I'm a fan of Charlotte Gray's. I read Sisters In the Wilderness, about Susannah Moodie and Catharine Parr Traill ( and I think every woman should read it, just so we can keep things in perspective when the fridge breaks down or we get a flat tire on the 401), and Flint and Feather, the biography of Pauline Johnson, whose poems were a part of our readers in elementary school, as well as the biography of Alexander Graham Bell ( I think the title is Reluctant Genius), so when I saw this title on the list of Canada Reads 2011 top 40 titles in non-fiction, I found it at our library and settled down to enjoy another story of a well-known Canadian.

And it was very enjoyable, and very informative. Isabel Mackenzie King was the daughter of William Lyon Mackenzie who led the 1837 revolt in Upper Canada, and the mother of William Lyon Mackenzie King, who was one of our greatest prime ministers. Willie, as he was known by his family, absolutely adored his mother, almost unnaturally so, and she herself, disappointed by her husband's lack of initiative and constant financial problems, relied almost exclusively on Willie for both financial and emotional support.

As a portrait of Toronto in the late 19th century, it was particularly interesting to me - the way people lived, the city limits ( Isabel was in her twenties before she ever went north of Eglinton Ave), the At Homes which the King women attended and hosted, even as they scraped together enough money to hold them, the class distinctions, and so on, so the book also is a social history of women at this time. It must be fascinating to do research like this. Fortunately the King family were all great letter-writers,so there must have been lots of material to work from. For example, while Willie was in Chicago, he sent a ten-page letter home once a week!!

Tuesday, November 1, 2011

Twelve Steps To A Compassionate Life by Karen Armstrong ✔✔✔✔

I can't believe I didn't enter a posting on this book when I first read it back in May or June of this year, unless I knew that I'd probably be reading it again and again. I'm presently on my third reading of it, this time chapter by chapter because our study group is using it as our focus for this year.

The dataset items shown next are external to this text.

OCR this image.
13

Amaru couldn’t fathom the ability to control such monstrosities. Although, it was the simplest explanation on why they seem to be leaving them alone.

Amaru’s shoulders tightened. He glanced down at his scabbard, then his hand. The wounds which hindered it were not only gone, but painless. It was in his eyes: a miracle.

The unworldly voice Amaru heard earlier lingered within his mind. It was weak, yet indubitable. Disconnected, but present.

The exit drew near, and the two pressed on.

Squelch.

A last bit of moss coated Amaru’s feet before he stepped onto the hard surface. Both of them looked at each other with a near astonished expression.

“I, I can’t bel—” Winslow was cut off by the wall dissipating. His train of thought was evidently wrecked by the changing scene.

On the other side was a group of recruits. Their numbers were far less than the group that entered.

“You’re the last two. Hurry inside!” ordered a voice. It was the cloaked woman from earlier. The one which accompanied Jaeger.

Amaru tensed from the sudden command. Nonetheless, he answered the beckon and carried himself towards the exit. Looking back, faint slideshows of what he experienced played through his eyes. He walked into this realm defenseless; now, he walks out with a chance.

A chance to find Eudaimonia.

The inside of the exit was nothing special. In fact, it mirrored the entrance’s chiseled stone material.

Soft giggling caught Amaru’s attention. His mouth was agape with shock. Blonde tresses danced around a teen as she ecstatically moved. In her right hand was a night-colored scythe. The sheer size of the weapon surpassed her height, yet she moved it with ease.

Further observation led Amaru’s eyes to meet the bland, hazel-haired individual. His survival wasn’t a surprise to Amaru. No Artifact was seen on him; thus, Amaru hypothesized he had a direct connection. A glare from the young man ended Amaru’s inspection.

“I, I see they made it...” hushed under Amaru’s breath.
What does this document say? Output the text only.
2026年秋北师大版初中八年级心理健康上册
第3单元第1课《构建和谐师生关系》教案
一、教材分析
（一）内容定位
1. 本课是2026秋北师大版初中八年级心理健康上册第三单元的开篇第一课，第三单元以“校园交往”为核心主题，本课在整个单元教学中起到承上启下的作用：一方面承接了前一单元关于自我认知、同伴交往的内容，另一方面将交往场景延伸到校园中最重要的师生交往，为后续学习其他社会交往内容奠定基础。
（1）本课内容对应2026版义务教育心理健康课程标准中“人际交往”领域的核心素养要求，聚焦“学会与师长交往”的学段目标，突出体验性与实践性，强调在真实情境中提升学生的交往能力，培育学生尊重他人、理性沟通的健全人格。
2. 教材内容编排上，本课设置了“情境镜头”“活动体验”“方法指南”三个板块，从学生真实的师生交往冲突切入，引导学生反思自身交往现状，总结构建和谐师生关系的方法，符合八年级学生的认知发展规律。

Karen Armstrong is one of my favorite spiritual writers, and this one is a handbook, if you like, to leading a compassionate life. I've felt for some time that, even as my views on faith and religion have changed so much over the past five years or so, I could be doing more - more to help others, more to express in a positive way those changes in my perspective, more to help myself along this life journey. This book is built around the Golden Rule, and the twelve steps are presented first as a treatise on compassion itself and how it is built into the major religions of the world, but then she moves on to finding compassion within your own world, within yourself, then moving out to others.

Reading this enabled me to finally be able to communicate with Brooke as the mother of our grandchild to present as clearly as I could how David needed some compassion in this trauma he's experienced for the past 16 months. I don't know what influence it had, but it doesn't matter - there were finally some more positive movements. I felt infinitely better for having done it, too.